Sustainable treatment of different high-strength cheese whey wastewaters: an innovative approach for atmospheric CO2 mitigation and fertilizer production
2016
Prazeres, Ana R. | Rivas, Javier | Paulo, Úrsula | Ruas, Filipa | Carvalho, Fátima
Raw cheese whey wastewater (CWW) has been treated by means of FeCl₃ coagulation-flocculation, NaOH precipitation, and Ca(OH)₂ precipitation. Three different types of CWW were considered: without cheese whey recovery (CWW₀), 60 % cheese whey recovery (CWW₆₀), and 80 % cheese whey recovery (CWW₈₀). Cheese whey recovery significantly influenced the characteristics of the wastewater to be treated: organic matter, solids, turbidity, conductivity, sodium, chloride, calcium, nitrogen, potassium, and phosphorus. Initial organic load was reduced to values in the interval of 60–70 %. Application of FeCl₃, NaOH, or Ca(OH)₂ involved additional chemical oxygen demand (COD) depletions regardless of the CWW used.

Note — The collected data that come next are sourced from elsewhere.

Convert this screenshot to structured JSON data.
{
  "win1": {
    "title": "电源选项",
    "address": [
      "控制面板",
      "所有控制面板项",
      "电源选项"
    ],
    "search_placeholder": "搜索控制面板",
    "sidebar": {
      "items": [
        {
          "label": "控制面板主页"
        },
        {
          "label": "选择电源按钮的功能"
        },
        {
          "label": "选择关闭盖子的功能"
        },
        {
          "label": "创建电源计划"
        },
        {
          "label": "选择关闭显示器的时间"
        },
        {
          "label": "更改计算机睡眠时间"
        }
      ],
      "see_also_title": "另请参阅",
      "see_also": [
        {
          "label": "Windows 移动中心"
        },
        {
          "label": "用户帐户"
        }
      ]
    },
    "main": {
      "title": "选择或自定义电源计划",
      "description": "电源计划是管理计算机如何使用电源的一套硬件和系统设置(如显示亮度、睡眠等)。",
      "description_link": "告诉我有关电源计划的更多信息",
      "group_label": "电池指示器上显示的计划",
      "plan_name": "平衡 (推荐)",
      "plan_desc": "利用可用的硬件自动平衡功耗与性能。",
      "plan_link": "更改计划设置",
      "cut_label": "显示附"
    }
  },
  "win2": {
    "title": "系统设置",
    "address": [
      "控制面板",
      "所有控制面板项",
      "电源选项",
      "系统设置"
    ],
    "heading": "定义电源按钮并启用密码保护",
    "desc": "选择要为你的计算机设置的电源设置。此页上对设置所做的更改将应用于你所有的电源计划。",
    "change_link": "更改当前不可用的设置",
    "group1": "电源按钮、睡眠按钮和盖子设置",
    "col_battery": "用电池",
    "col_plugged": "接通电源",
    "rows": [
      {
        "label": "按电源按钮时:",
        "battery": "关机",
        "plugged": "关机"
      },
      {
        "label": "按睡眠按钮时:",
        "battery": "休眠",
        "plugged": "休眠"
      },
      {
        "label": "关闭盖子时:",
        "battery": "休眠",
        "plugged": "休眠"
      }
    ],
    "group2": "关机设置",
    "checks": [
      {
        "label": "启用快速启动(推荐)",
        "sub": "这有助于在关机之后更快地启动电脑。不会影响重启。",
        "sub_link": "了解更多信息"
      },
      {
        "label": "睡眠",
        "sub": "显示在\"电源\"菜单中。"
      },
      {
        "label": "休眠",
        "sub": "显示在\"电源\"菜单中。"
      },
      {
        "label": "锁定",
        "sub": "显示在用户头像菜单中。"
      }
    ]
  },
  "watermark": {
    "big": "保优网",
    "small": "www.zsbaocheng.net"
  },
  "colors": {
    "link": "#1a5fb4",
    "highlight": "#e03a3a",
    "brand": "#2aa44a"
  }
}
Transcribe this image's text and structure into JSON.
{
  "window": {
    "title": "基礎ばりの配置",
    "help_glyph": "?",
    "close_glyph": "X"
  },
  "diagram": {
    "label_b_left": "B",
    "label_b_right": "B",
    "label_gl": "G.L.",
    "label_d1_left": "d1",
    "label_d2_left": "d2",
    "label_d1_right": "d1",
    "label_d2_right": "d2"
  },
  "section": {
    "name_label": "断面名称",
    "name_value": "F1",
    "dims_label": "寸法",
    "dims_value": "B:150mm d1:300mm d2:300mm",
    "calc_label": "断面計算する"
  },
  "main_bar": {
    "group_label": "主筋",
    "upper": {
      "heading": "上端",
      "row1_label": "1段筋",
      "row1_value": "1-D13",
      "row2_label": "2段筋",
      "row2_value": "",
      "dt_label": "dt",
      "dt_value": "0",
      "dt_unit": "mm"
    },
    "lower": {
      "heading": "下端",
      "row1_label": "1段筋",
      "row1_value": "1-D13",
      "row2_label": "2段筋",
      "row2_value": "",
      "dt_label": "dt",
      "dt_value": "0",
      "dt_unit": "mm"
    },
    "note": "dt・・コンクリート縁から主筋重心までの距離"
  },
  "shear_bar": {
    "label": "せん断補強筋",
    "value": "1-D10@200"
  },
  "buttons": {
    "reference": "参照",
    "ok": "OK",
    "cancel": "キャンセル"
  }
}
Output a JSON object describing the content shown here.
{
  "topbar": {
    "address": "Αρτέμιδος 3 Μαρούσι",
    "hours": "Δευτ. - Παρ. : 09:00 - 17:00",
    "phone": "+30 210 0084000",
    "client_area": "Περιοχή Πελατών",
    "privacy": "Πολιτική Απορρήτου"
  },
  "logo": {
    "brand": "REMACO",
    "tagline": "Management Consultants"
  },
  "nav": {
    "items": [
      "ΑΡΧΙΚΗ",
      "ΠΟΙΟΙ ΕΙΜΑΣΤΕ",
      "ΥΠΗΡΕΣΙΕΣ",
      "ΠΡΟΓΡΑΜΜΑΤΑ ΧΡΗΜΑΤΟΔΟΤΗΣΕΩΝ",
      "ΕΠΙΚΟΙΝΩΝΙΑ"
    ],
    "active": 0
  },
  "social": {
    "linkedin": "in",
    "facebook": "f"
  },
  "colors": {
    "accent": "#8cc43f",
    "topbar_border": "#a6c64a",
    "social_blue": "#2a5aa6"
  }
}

Under optimum conditions, the combination of 80 % cheese whey recovery and lime application led to 90 % reduction in COD. Turbidity (99.8%), total suspended solids (TSS) (98–99 %), oils and fats (82–96 %), phosphorus (98–99 %), potassium (96–97 %), and total coliforms (100 %) were also reduced. Sludge generated in the latter process showed excellent settling properties. This solid after filtration and natural evaporation can be used as fertilizer with limitations due to its saline nature. In an innovative, low-cost, and environmentally friendly technology, supernatant coming from the Ca(OH)₂ addition was naturally neutralized in 4–6 days by atmospheric CO₂ absorption without reagent addition. Consequently, a final aerobic biodegradation step can be applied for effluent polishing. This technology also allows for some atmospheric CO₂ mitigation. Time requirement for the natural carbonation depends on the effluent characteristics. A precipitate rich in organic matter and nutrients and depletions of solids, sodium, phosphorus, magnesium, Kjeldahl, and ammoniacal nitrogen were also achieved during the natural carbonation.